September 21, 2002
You know what is particularly dumb? That many (and some days it feels like possibly most) url strings are not valid html. What the hell was the W3C thinking?
At least 75% of the html errors that slip by me when I write a post but get caught by the validator are due to pasted urls containing '&', and it's the W3C's fault.
Posted by jjwiseman at September 21, 2002 08:52 AM
Photo by Harry Whittier Frees
Being forced to subsititue & for & is the *most* retarded thing about XML (technically this isn't valid HTML either).

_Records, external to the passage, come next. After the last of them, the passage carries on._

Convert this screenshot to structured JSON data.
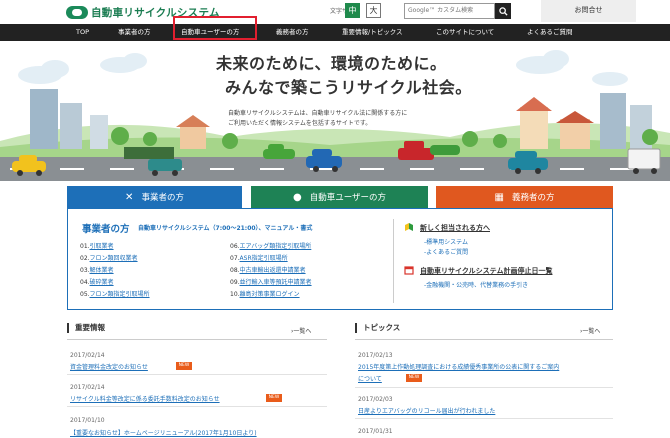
{
  "header": {
    "logo_text": "自動車リサイクルシステム",
    "font_size_label": "文字サイズ",
    "font_size_mid": "中",
    "font_size_large": "大",
    "search_placeholder": "Google™ カスタム検索",
    "inquiry": "お問合せ"
  },
  "nav": [
    "TOP",
    "事業者の方",
    "自動車ユーザーの方",
    "義務者の方",
    "重要情報/トピックス",
    "このサイトについて",
    "よくあるご質問"
  ],
  "hero": {
    "title_1": "未来のために、環境のために。",
    "title_2": "みんなで築こうリサイクル社会。",
    "desc_1": "自動車リサイクルシステムは、自動車リサイクル法に関係する方に",
    "desc_2": "ご利用いただく情報システムを包括するサイトです。"
  },
  "tabs": {
    "business": "事業者の方",
    "users": "自動車ユーザーの方",
    "obligors": "義務者の方"
  },
  "panel": {
    "heading": "事業者の方",
    "subheading": "自動車リサイクルシステム（7:00〜21:00）、マニュアル・書式",
    "links_left": [
      {
        "num": "01.",
        "label": "引取業者"
      },
      {
        "num": "02.",
        "label": "フロン類回収業者"
      },
      {
        "num": "03.",
        "label": "解体業者"
      },
      {
        "num": "04.",
        "label": "破砕業者"
      },
      {
        "num": "05.",
        "label": "フロン類指定引取場所"
      }
    ],
    "links_right": [
      {
        "num": "06.",
        "label": "エアバッグ類指定引取場所"
      },
      {
        "num": "07.",
        "label": "ASR指定引取場所"
      },
      {
        "num": "08.",
        "label": "中古車輸出返還申請業者"
      },
      {
        "num": "09.",
        "label": "並行輸入車等預託申請業者"
      },
      {
        "num": "10.",
        "label": "離島対策事業ログイン"
      }
    ],
    "new_staff_title": "新しく担当される方へ",
    "new_staff_links": [
      "-標準用システム",
      "-よくあるご質問"
    ],
    "suspension_title": "自動車リサイクルシステム計画停止日一覧",
    "suspension_links": [
      "-金融機関・公売時、代替業務の手引き"
    ]
  },
  "important": {
    "heading": "重要情報",
    "more": "一覧へ",
    "items": [
      {
        "date": "2017/02/14",
        "title": "資金管理料金改定のお知らせ",
        "new": "NEW"
      },
      {
        "date": "2017/02/14",
        "title": "リサイクル料金等改定に係る委託手数料改定のお知らせ",
        "new": "NEW"
      },
      {
        "date": "2017/01/10",
        "title": "【重要なお知らせ】ホームページリニューアル(2017年1月10日より)",
        "new": ""
      }
    ]
  },
  "topics": {
    "heading": "トピックス",
    "more": "一覧へ",
    "items": [
      {
        "date": "2017/02/13",
        "title_1": "2015年度第上作動処理調査における成績優秀事業所の公表に関するご案内",
        "title_2": "について",
        "new": "NEW"
      },
      {
        "date": "2017/02/03",
        "title_1": "日産よりエアバッグのリコール届出が行われました",
        "title_2": "",
        "new": ""
      },
      {
        "date": "2017/01/31",
        "title_1": "",
        "title_2": "",
        "new": ""
      }
    ]
  },
  "colors": {
    "business": "#1d6fb8",
    "users": "#1e8255",
    "obligors": "#e0581f",
    "nav": "#222222",
    "highlight": "#e21f2f",
    "new_badge": "#e95c1b"
  }
}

The rationale for this is that & is for entities. Talk about lazy parsing. First of all, entities are stupid in and of themselves. There are better solutions. Second, there is a required syntax for entities. They have to be amperstand + [some number of characters] + semicolon. So a plain amperstand should not break this rule. An amperstand next to some characters not followed by a semicolon should not break this rule. An amperstand which is next to some characters and is followed by a semilcolon but which refers to an undefined entity should not meet this rule.
Having to escape > and < is similarily stupid, though somewhat harder to work around.
A troll but still a troll.
The problem is not standard wise in this case but.... implementation related. Why your implementation (the software you are using) is not able to escape these characters when you copy and paste.
When you do a perl program, you have reserved characters too... like # for example.